"""
NER Engine — Named Entity Recognition using HuggingFace Transformers.
Wraps the Davlan/bert-base-multilingual-cased-ner-hrl model.
"""

from typing import List
from .models import EntityResult


HF_MODEL_ID = "Nomio4640/ner-mongolian"


class NEREngine:
    """Named Entity Recognition service using HuggingFace pipeline."""

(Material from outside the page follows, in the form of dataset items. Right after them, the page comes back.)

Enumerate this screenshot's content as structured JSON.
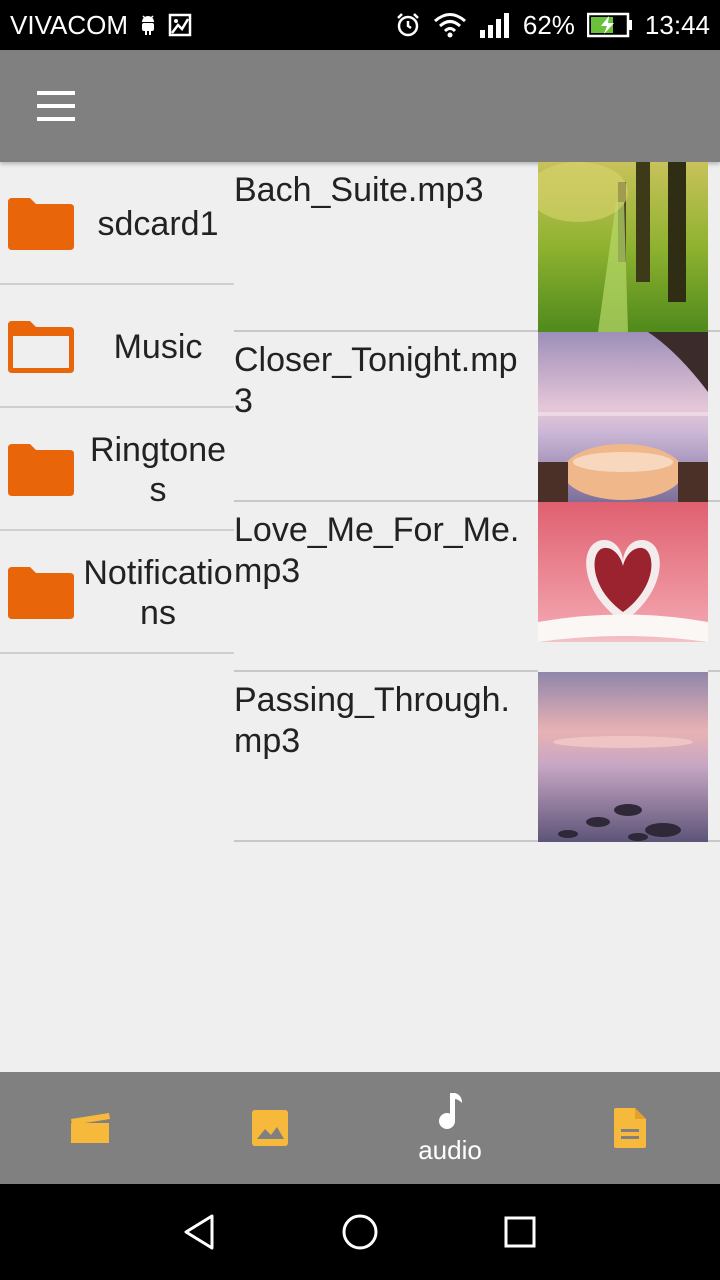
{
  "status_bar": {
    "carrier": "VIVACOM",
    "battery_percent": "62%",
    "time": "13:44",
    "icons": [
      "android-debug-icon",
      "image-notification-icon",
      "alarm-icon",
      "wifi-icon",
      "signal-icon",
      "battery-charging-icon"
    ]
  },
  "app_bar": {
    "menu_icon": "hamburger-menu-icon"
  },
  "folders": [
    {
      "label": "sdcard1",
      "icon": "folder-filled-icon"
    },
    {
      "label": "Music",
      "icon": "folder-open-icon"
    },
    {
      "label": "Ringtones",
      "icon": "folder-filled-icon"
    },
    {
      "label": "Notifications",
      "icon": "folder-filled-icon"
    }
  ],
  "files": [
    {
      "name": "Bach_Suite.mp3",
      "thumbnail": "tree-path-thumbnail"
    },
    {
      "name": "Closer_Tonight.mp3",
      "thumbnail": "sunset-table-thumbnail"
    },
    {
      "name": "Love_Me_For_Me.mp3",
      "thumbnail": "heart-book-thumbnail"
    },
    {
      "name": "Passing_Through.mp3",
      "thumbnail": "lake-stones-thumbnail"
    }
  ],
  "tabs": [
    {
      "id": "video",
      "icon": "video-clapper-icon",
      "label": ""
    },
    {
      "id": "image",
      "icon": "image-icon",
      "label": ""
    },
    {
      "id": "audio",
      "icon": "music-note-icon",
      "label": "audio",
      "active": true
    },
    {
      "id": "document",
      "icon": "document-icon",
      "label": ""
    }
  ],
  "colors": {
    "accent": "#e8650a",
    "tab_icon": "#f6b93b",
    "app_bar": "#808080"
  }
}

    def __init__(self, model_name: str = None):
        import os
        # Use local model if it exists, otherwise fall back to HuggingFace Hub
        local_path = os.path.join(os.path.dirname(os.path.dirname(__file__)), "adapters", "ner_mongolian")
        if model_name:
            self.model_name = model_name
        elif os.path.exists(os.path.join(local_path, "model.safetensors")):
            self.model_name = local_path
        else:
            self.model_name = HF_MODEL_ID
        self._pipeline = None

    def _load_pipeline(self):
        """Lazy-load the NER pipeline (heavy model, load only when needed)."""
        if self._pipeline is None:
            import torch
            from transformers import pipeline
            device = 0 if torch.cuda.is_available() else -1
            self._pipeline = pipeline(
                "ner",
                model=self.model_name,
                aggregation_strategy="simple",
                device=device,
            )
            print(f"[NEREngine] Loaded on {'GPU' if device == 0 else 'CPU'}")
        return self._pipeline

    def _clean_entities(self, raw_entities: List[dict]) -> List[dict]:
        """Merge subword tokens (## prefixed) back together."""
        cleaned = []
        for ent in raw_entities:
            word = ent.get("word", "")
            if word.startswith("##") and len(cleaned) > 0:
                cleaned[-1]["word"] += word.replace("##", "")
            else:
                cleaned.append(dict(ent))
        return cleaned

    def recognize(self, text: str) -> List[EntityResult]:
        """Run NER on a single text and return cleaned entities."""
        if not text or not text.strip():
            return []
        pipe = self._load_pipeline()
        try:
            raw = pipe(text)
        except Exception:
            return []

        cleaned = self._clean_entities(raw)
        results = []
        for ent in cleaned:
            results.append(EntityResult(
                word=ent.get("word", ""),
                entity_group=ent.get("entity_group", "MISC"),
                score=float(ent.get("score", 0.0)),
                start=int(ent.get("start", 0)),
                end=int(ent.get("end", 0)),
            ))
        return results

    def recognize_batch(self, texts: List[str], batch_size: int = 16) -> List[List[EntityResult]]:
        """Run NER on a batch of texts utilizing Hugging Face pipeline batching."""
        if not texts:
            return []
        
        # Filter empty texts to avoid pipeline errors
        valid_texts = []
        valid_indices = []
        for i, text in enumerate(texts):
            if text and text.strip():
                valid_texts.append(text)
                valid_indices.append(i)
                
        # Preallocate empty results for all texts
        out: List[List[EntityResult]] = [[] for _ in texts]
        
        if not valid_texts:
            return out
            
        pipe = self._load_pipeline()
        try:
            # Send batch directly to pipeline
            raw_results = pipe(valid_texts, batch_size=batch_size)
            
            for idx, raw in zip(valid_indices, raw_results):
                cleaned = self._clean_entities(raw)
                entity_results = []
                for ent in cleaned:
                    entity_results.append(EntityResult(
                        word=ent.get("word", ""),
                        entity_group=ent.get("entity_group", "MISC"),
                        score=float(ent.get("score", 0.0)),
                        start=int(ent.get("start", 0)),
                        end=int(ent.get("end", 0)),
                    ))
                out[idx] = entity_results
        except Exception as e:
            print(f"[NEREngine] Batch processing error: {e}")
            # Fallback to single text processing if pipeline batch fails
            for idx, text in zip(valid_indices, valid_texts):
                out[idx] = self.recognize(text)
                
        return out